WEST LOOP — Chicago's booming tech sector has gained national attention this year, and Ald. Michele Smith (43rd) is working to protect startups and small businesses from patent trolls.
Smith, who was the head of Navistar's intellectual property department before being elected alderman, hosted elected officials, business owners and victims of patent trolls for a roundtable Friday to drum up support for Congressional action against patent trolls.
"Here we are trying to promote Chicago as one of the most tech-friendly cities in the United States, a lot of people put a lot of resources into it and the resources that are put into it are really hampered," Smith said.
Paul Biasco discusses how patent trolls are affecting local businesses:
The discussion focused on the negative impact of patent trolls, described as shell companies that hold portfolios of patents without innovating or inventing, and sue those companies that do.
Chicago entrepreneur Peter Braxton who developed an app called Jump Rope, gave a first-hand account of battling a patent troll for 2½ years.
Braxton's app lets users who are tired of waiting in long lines at nightclubs, museums or restaurants cut the line for a fee.
A few months after launching the app in 2012, Braxton was sued by a company that claimed to own a patent over "a method and system to reserving future purchases of goods and services."
Braxton knew he was in for a lengthy and costly legal battle, and returned all of the capital he had raised.
"Nobody here of my friends and family wanted to buy a lawsuit," he said. "They wanted to buy a business model. They wanted to buy a management team. They wanted to invest in a company."
Last week Braxton won an appeal in the suit against his app, but lost more than two years of time to build his once-promising company.
During the fight Braxton, a former Air Force pilot and later a banker with Credit Suisse, nearly went broke.
"It is absolutely destructive and detrimental to the growth of an innovative company," Braxton said.
It's not only startups facing the issues, according to Aaron Goodman, litigation and intellectual property counsel for Chicago-based Orbitz.
Goodman said the company is consistently facing anywhere from five to more than a dozen cases at any one time and employees are shying away from engaging with the city's tech community because of it.
Orbitz employees are worried to go out and speak about what they are doing with the company because they fear they may make themselves a bigger target for patent trolls.
"There is a concern by our employees that they may say or do something that might be used against us or taken out of context and used against us in a patent case," Goodman said.
A patent scholar at the discussion cited a statistic that of all businesses filing patent suits in 2012, 56 percent were patent aggregators and patent holding companies.
"A troll is an opportunist," said Matthew Sag, a law professor at Loyola University Chicago.
Sag said patent trolls have been high on the agenda of intellectual policy makers and academics for more than a decade, but the problem persists.
Patents "need to be a tool for people to defend the real research investment they have made, not a tool to tax startups and to tax new entrants and to shake down existing players in an industry," Sag said.

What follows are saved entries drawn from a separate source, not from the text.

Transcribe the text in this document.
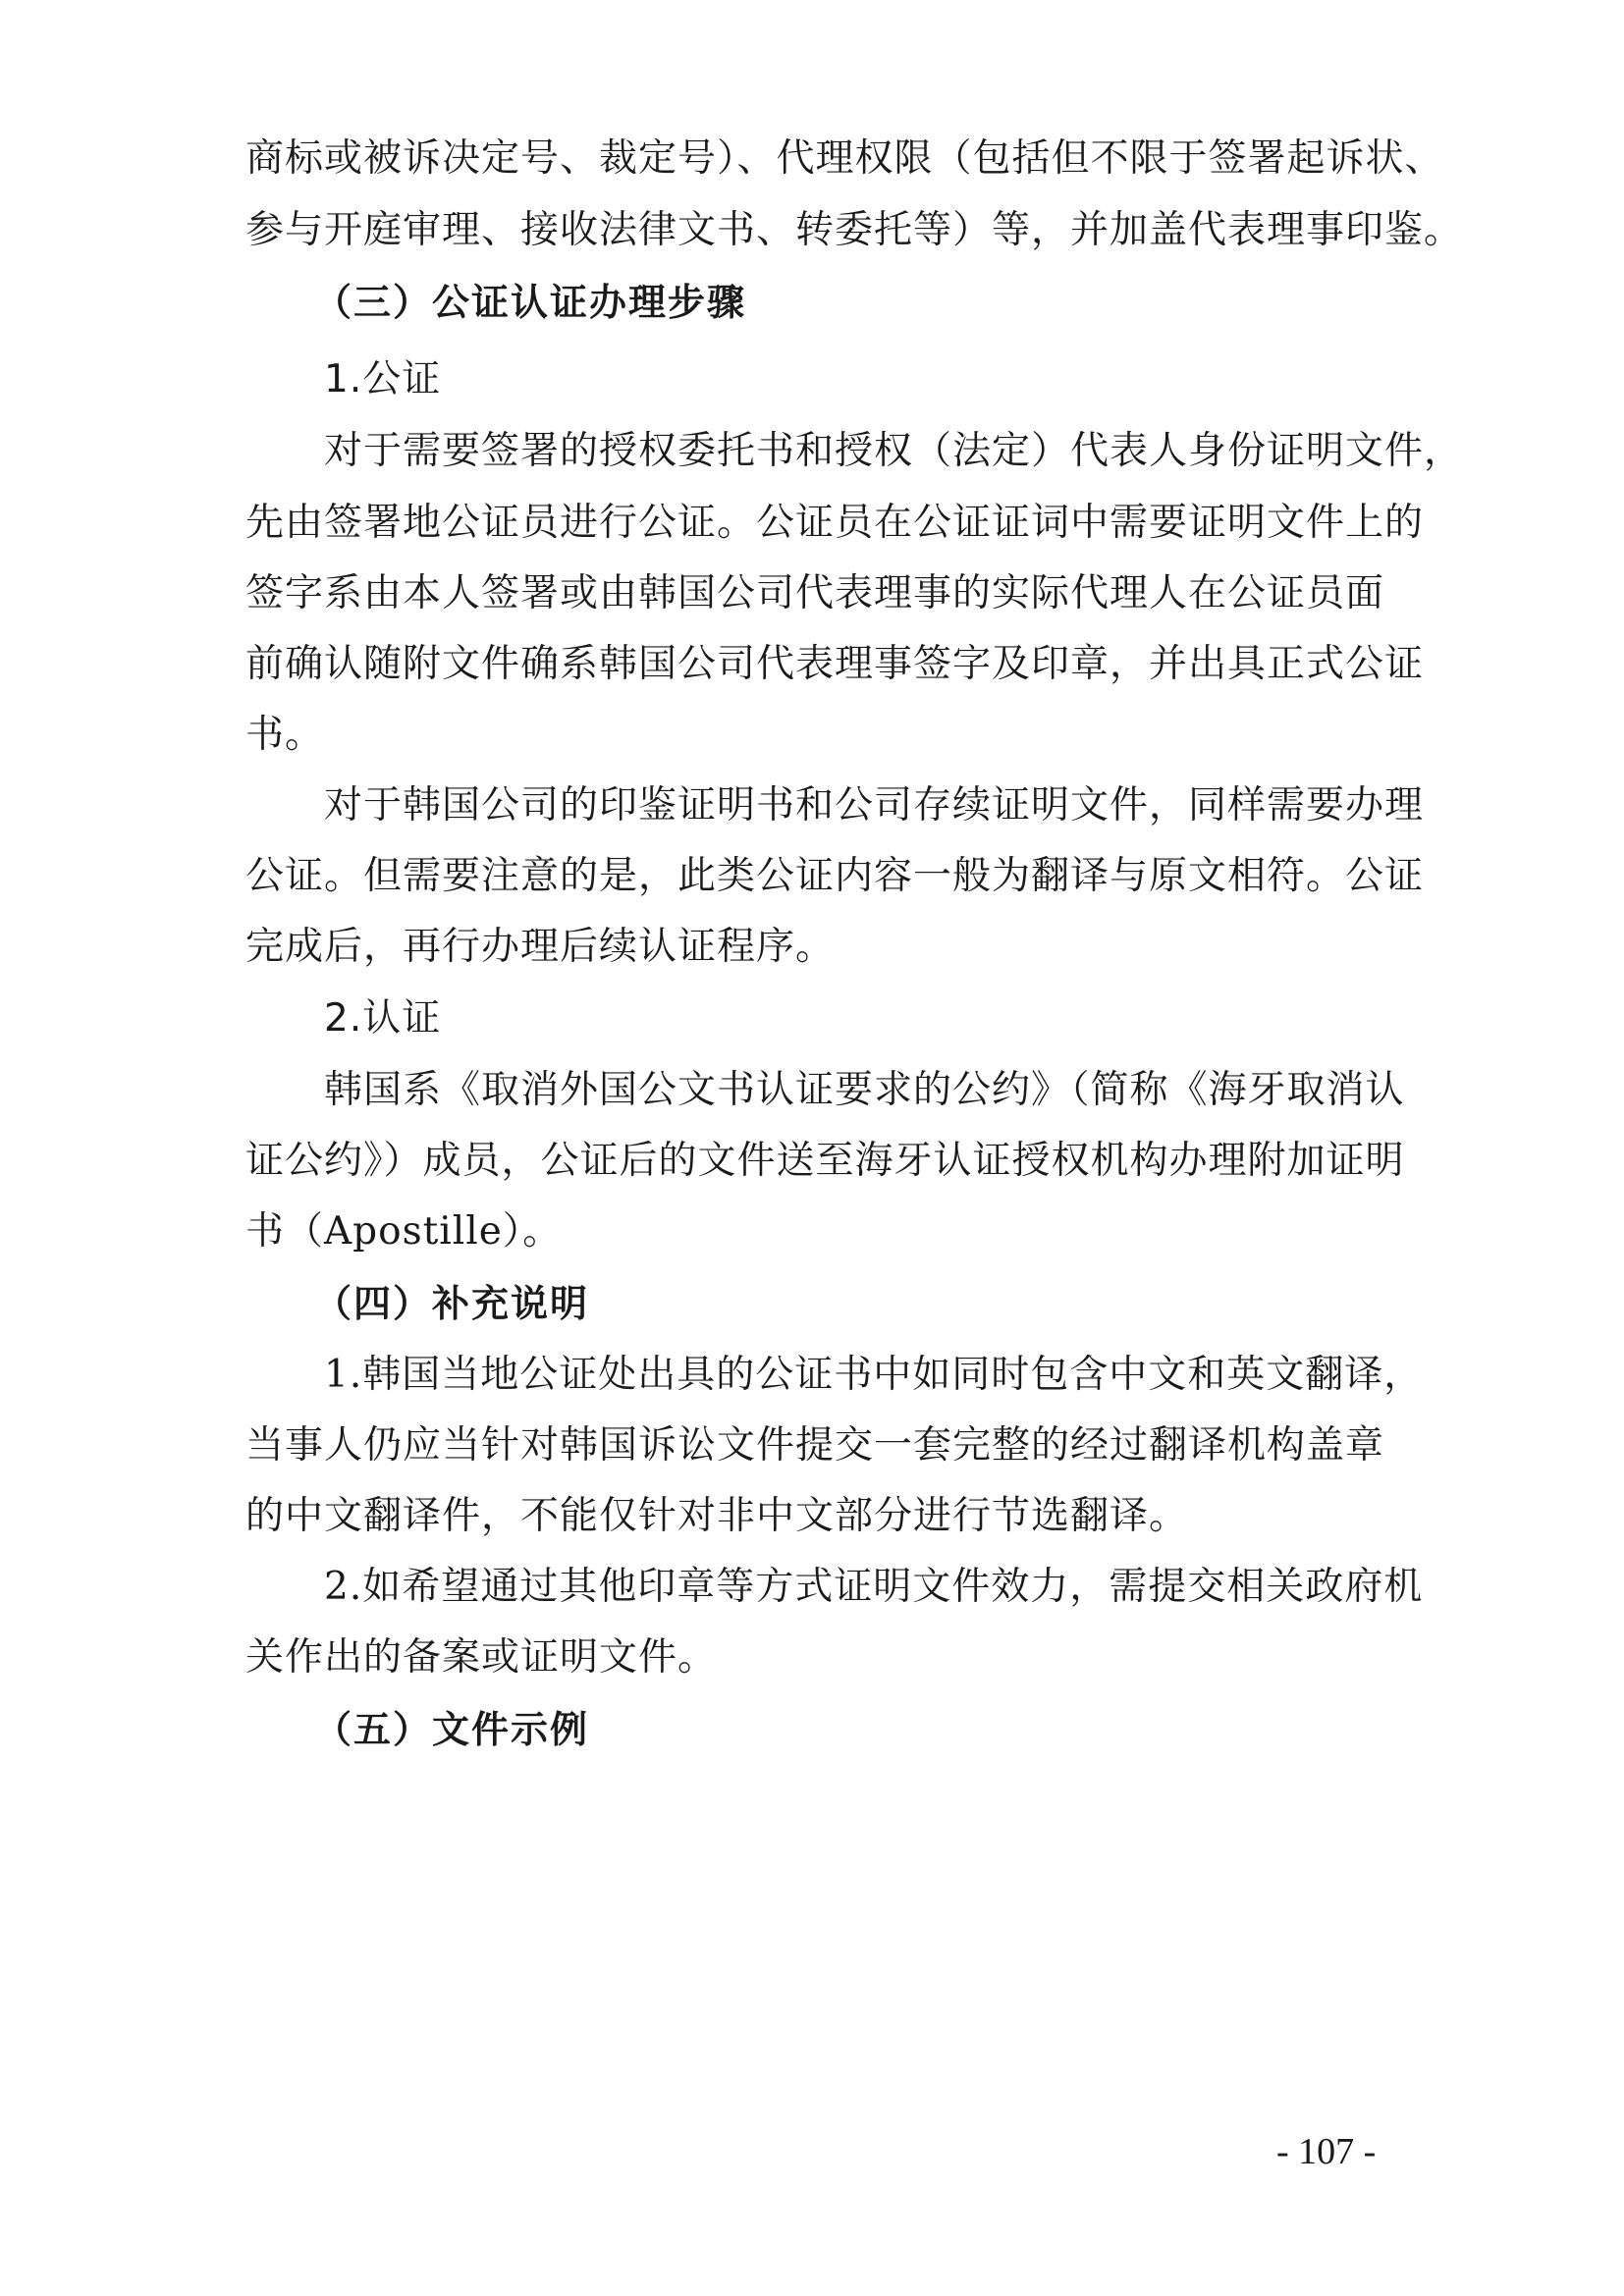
商标或被诉决定号、裁定号）、代理权限（包括但不限于签署起诉状、
参与开庭审理、接收法律文书、转委托等）等，并加盖代表理事印鉴。
（三）公证认证办理步骤
1.公证
对于需要签署的授权委托书和授权（法定）代表人身份证明文件，
先由签署地公证员进行公证。公证员在公证证词中需要证明文件上的
签字系由本人签署或由韩国公司代表理事的实际代理人在公证员面
前确认随附文件确系韩国公司代表理事签字及印章，并出具正式公证
书。
对于韩国公司的印鉴证明书和公司存续证明文件，同样需要办理
公证。但需要注意的是，此类公证内容一般为翻译与原文相符。公证
完成后，再行办理后续认证程序。
2.认证
韩国系《取消外国公文书认证要求的公约》（简称《海牙取消认
证公约》）成员，公证后的文件送至海牙认证授权机构办理附加证明
书（Apostille）。
（四）补充说明
1.韩国当地公证处出具的公证书中如同时包含中文和英文翻译，
当事人仍应当针对韩国诉讼文件提交一套完整的经过翻译机构盖章
的中文翻译件，不能仅针对非中文部分进行节选翻译。
2.如希望通过其他印章等方式证明文件效力，需提交相关政府机
关作出的备案或证明文件。
（五）文件示例
- 107 -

Patent reform legislation is expected to be voted on when the U.S. Senate reconvenes the week of April 28.
Representatives from Sen. Dick Durbin's and Sen. Mark Kirk's offices participated in the roundtable, as well as representatives from the offices of Illinois Attorney General Lisa Madigan and U.S. Reps. Tammy Duckworth, Robin Kelly, Brad Schneider and Mike Quigley.
At the state level, patent reform legislation was approved by the state House earlier this month.
State Sen. David Biss (D-Evanston) attended the roundtable and voiced his support for state legislation that would at the least "place another brick in the wall toward building a real solution at the federal level."
“Chicago’s reputation and its future for being a center for high tech is really threatened if we don’t solve this problem," Smith said.